The general form of M.Ponens rule is:
A---->B and A THEN this implies B ,AND if we let A=(pvq) , B=(~q^r),using the rule we get (~qvr).
You also asked for the validity of the proof .Proofs in propositional calculus are pure formal proofs where every line of the proof can be easily checked and double checked and if no mistake is found then the proof is correct.
Unlikely with ordinary mathematical proofs where if one is asked for its validity or correctness one must rely on the superiority of the instructor .
Also in propositional logic you can check the validity of the argument by writing the truth table of the argument and if you get a tautology then the argument is valid hence provable.
In our case the truth table of the conditional:
([(pvg)→(~qΛr)] & [(~qΛr)→~(~pΛs)] & [pvq] & s & [ q→~p])------> ~q
should be a tautology
.
poutsos.B, I think I understand what you are saying. The only step I don't understand how you got is step 9. Could you please explain that? Thanks again!!
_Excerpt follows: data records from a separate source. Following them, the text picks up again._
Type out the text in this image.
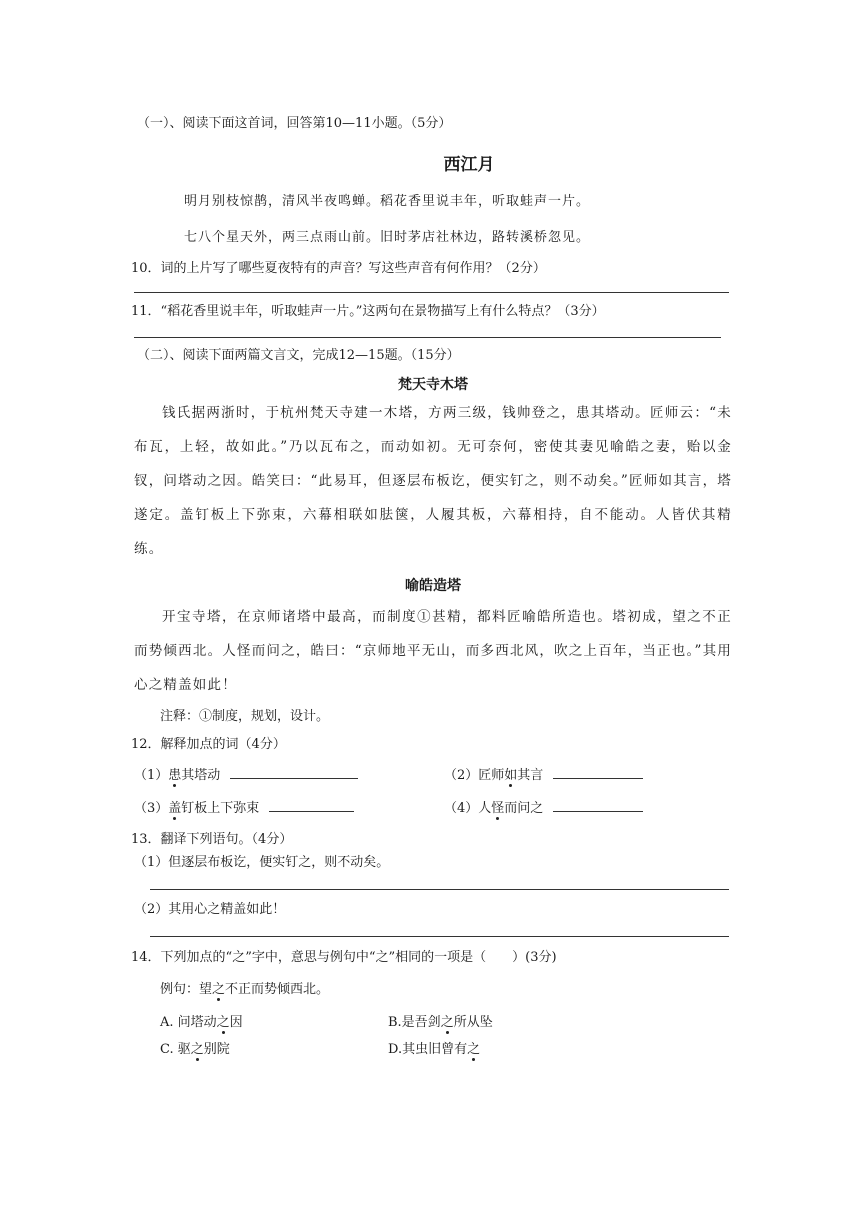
（一）、阅读下面这首词，回答第10—11小题。（5分）
西江月
明月别枝惊鹊，清风半夜鸣蝉。稻花香里说丰年，听取蛙声一片。
七八个星天外，两三点雨山前。旧时茅店社林边，路转溪桥忽见。
10．词的上片写了哪些夏夜特有的声音？写这些声音有何作用？（2分）
11．“稻花香里说丰年，听取蛙声一片。”这两句在景物描写上有什么特点？（3分）
（二）、阅读下面两篇文言文，完成12—15题。（15分）
梵天寺木塔
钱氏据两浙时，于杭州梵天寺建一木塔，方两三级，钱帅登之，患其塔动。匠师云：“未布瓦，上轻，故如此。”乃以瓦布之，而动如初。无可奈何，密使其妻见喻皓之妻，贻以金钗，问塔动之因。皓笑曰：“此易耳，但逐层布板讫，便实钉之，则不动矣。”匠师如其言，塔遂定。盖钉板上下弥束，六幕相联如胠箧，人履其板，六幕相持，自不能动。人皆伏其精练。
喻皓造塔
开宝寺塔，在京师诸塔中最高，而制度①甚精，都料匠喻皓所造也。塔初成，望之不正而势倾西北。人怪而问之，皓曰：“京师地平无山，而多西北风，吹之上百年，当正也。”其用心之精盖如此！
注释：①制度，规划，设计。
12．解释加点的词（4分）
（1）患其塔动	（2）匠师如其言
（3）盖钉板上下弥束	（4）人怪而问之
13．翻译下列语句。（4分）
（1）但逐层布板讫，便实钉之，则不动矣。
（2）其用心之精盖如此！
14．下列加点的“之”字中，意思与例句中“之”相同的一项是（　　）(3分)
例句：望之不正而势倾西北。
A. 问塔动之因	B.是吾剑之所从坠
C. 驱之别院	D.其虫旧曾有之
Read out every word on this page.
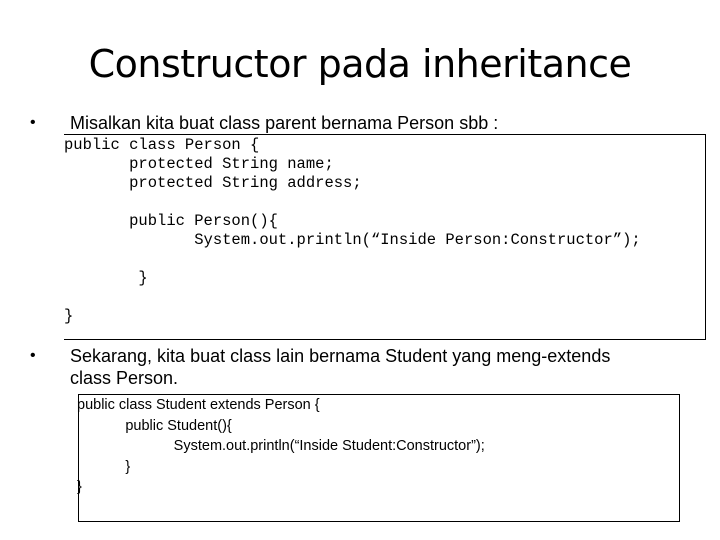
Constructor pada inheritance
• Misalkan kita buat class parent bernama Person sbb :
public class Person {
protected String name;
protected String address;

public Person(){
System.out.println(“Inside Person:Constructor”);

}

}
• Sekarang, kita buat class lain bernama Student yang meng-extends
class Person.
public class Student extends Person {
public Student(){
System.out.println(“Inside Student:Constructor”);
}
}
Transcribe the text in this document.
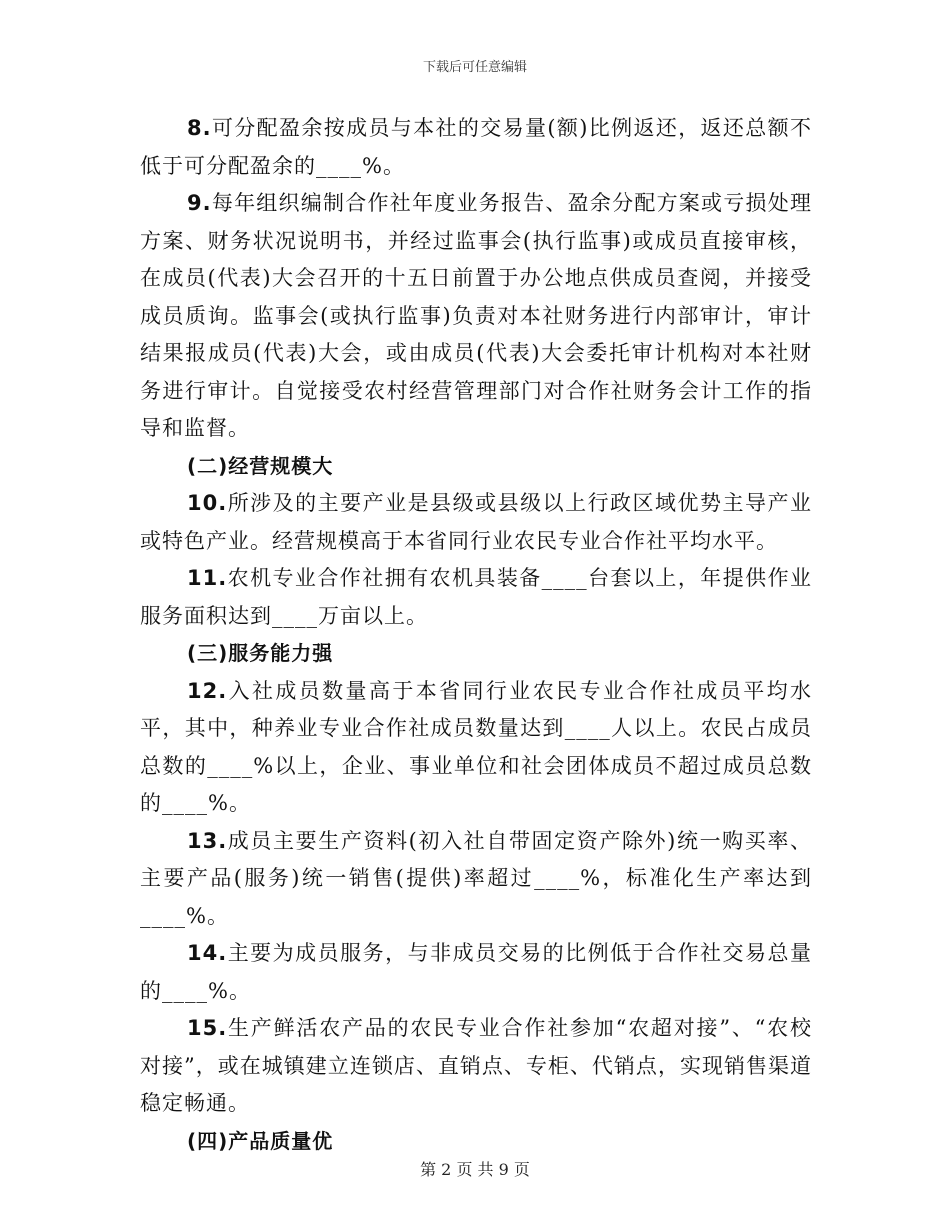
下载后可任意编辑

8.可分配盈余按成员与本社的交易量(额)比例返还，返还总额不低于可分配盈余的____%。

9.每年组织编制合作社年度业务报告、盈余分配方案或亏损处理方案、财务状况说明书，并经过监事会(执行监事)或成员直接审核，在成员(代表)大会召开的十五日前置于办公地点供成员查阅，并接受成员质询。监事会(或执行监事)负责对本社财务进行内部审计，审计结果报成员(代表)大会，或由成员(代表)大会委托审计机构对本社财务进行审计。自觉接受农村经营管理部门对合作社财务会计工作的指导和监督。

(二)经营规模大

10.所涉及的主要产业是县级或县级以上行政区域优势主导产业或特色产业。经营规模高于本省同行业农民专业合作社平均水平。

11.农机专业合作社拥有农机具装备____台套以上，年提供作业服务面积达到____万亩以上。

(三)服务能力强

12.入社成员数量高于本省同行业农民专业合作社成员平均水平，其中，种养业专业合作社成员数量达到____人以上。农民占成员总数的____%以上，企业、事业单位和社会团体成员不超过成员总数的____%。

13.成员主要生产资料(初入社自带固定资产除外)统一购买率、主要产品(服务)统一销售(提供)率超过____%，标准化生产率达到____%。

14.主要为成员服务，与非成员交易的比例低于合作社交易总量的____%。

15.生产鲜活农产品的农民专业合作社参加“农超对接”、“农校对接”，或在城镇建立连锁店、直销点、专柜、代销点，实现销售渠道稳定畅通。

(四)产品质量优

第 2 页 共 9 页
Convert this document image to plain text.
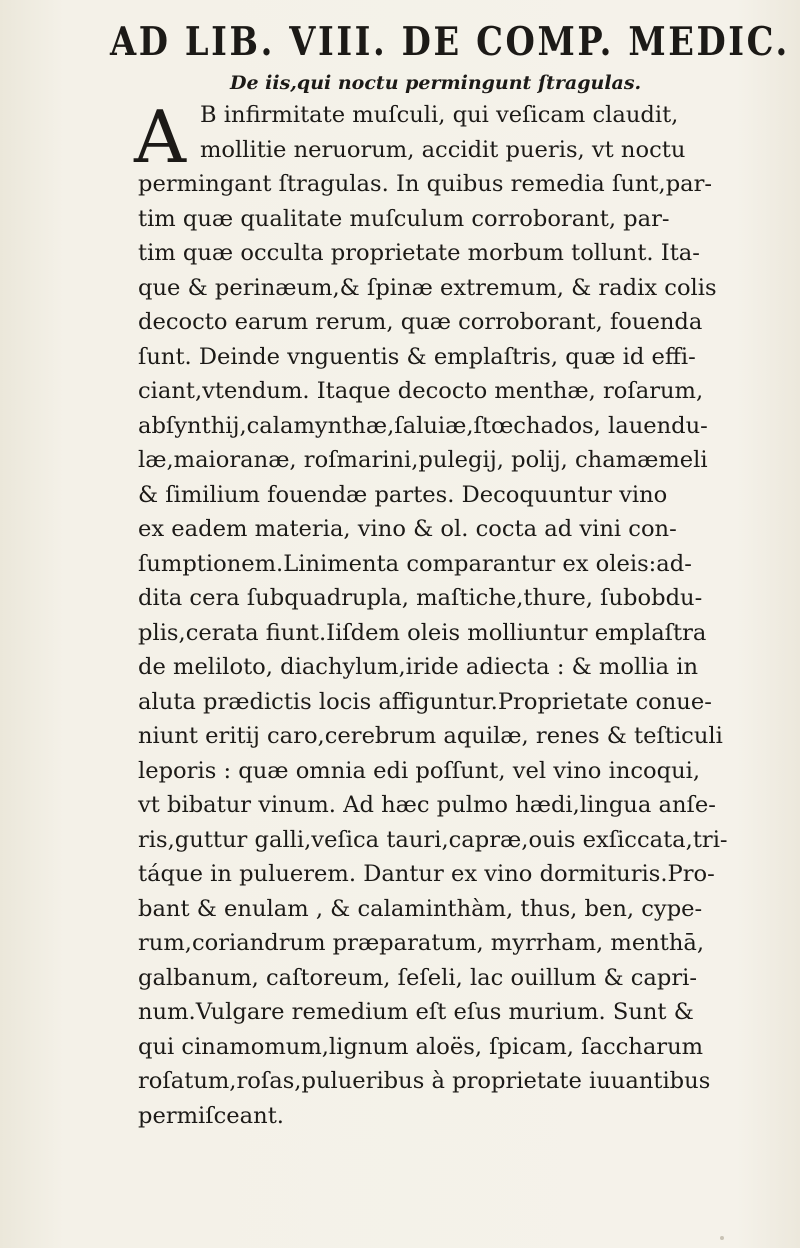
AD LIB. VIII. DE COMP. MEDIC.
De iis,qui noctu permingunt ſtragulas.
A B infirmitate muſculi, qui veſicam claudit,
mollitie neruorum, accidit pueris, vt noctu
permingant ſtragulas. In quibus remedia ſunt,par-
tim quæ qualitate muſculum corroborant, par-
tim quæ occulta proprietate morbum tollunt. Ita-
que & perinæum,& ſpinæ extremum, & radix colis
decocto earum rerum, quæ corroborant, fouenda
ſunt. Deinde vnguentis & emplaſtris, quæ id effi-
ciant,vtendum. Itaque decocto menthæ, roſarum,
abſynthij,calamynthæ,ſaluiæ,ſtœchados, lauendu-
læ,maioranæ, roſmarini,pulegij, polij, chamæmeli
& ſimilium fouendæ partes. Decoquuntur vino
ex eadem materia, vino & ol. cocta ad vini con-
ſumptionem.Linimenta comparantur ex oleis:ad-
dita cera ſubquadrupla, maſtiche,thure, ſubobdu-
plis,cerata fiunt.Iiſdem oleis molliuntur emplaſtra
de meliloto, diachylum,iride adiecta : & mollia in
aluta prædictis locis affiguntur.Proprietate conue-
niunt eritij caro,cerebrum aquilæ, renes & teſticuli
leporis : quæ omnia edi poſſunt, vel vino incoqui,
vt bibatur vinum. Ad hæc pulmo hædi,lingua anſe-
ris,guttur galli,veſica tauri,capræ,ouis exſiccata,tri-
táque in puluerem. Dantur ex vino dormituris.Pro-
bant & enulam , & calaminthàm, thus, ben, cype-
rum,coriandrum præparatum, myrrham, menthā,
galbanum, caſtoreum, ſeſeli, lac ouillum & capri-
num.Vulgare remedium eſt eſus murium. Sunt &
qui cinamomum,lignum aloës, ſpicam, ſaccharum
roſatum,roſas,pulueribus à proprietate iuuantibus
permiſceant.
pv~s is equivalent to ~svp (by commutativity of propositions AVB <===>BvA) ,~svp is equivalent to s---->p (by material implication law or as is otherwised called ,relation between connectives).Quote:
Originally Posted by ezwind72
The general form of material implication is ~AvB <====> A---->B
OK, I fully understand what you did. Thanks very much for all your help!!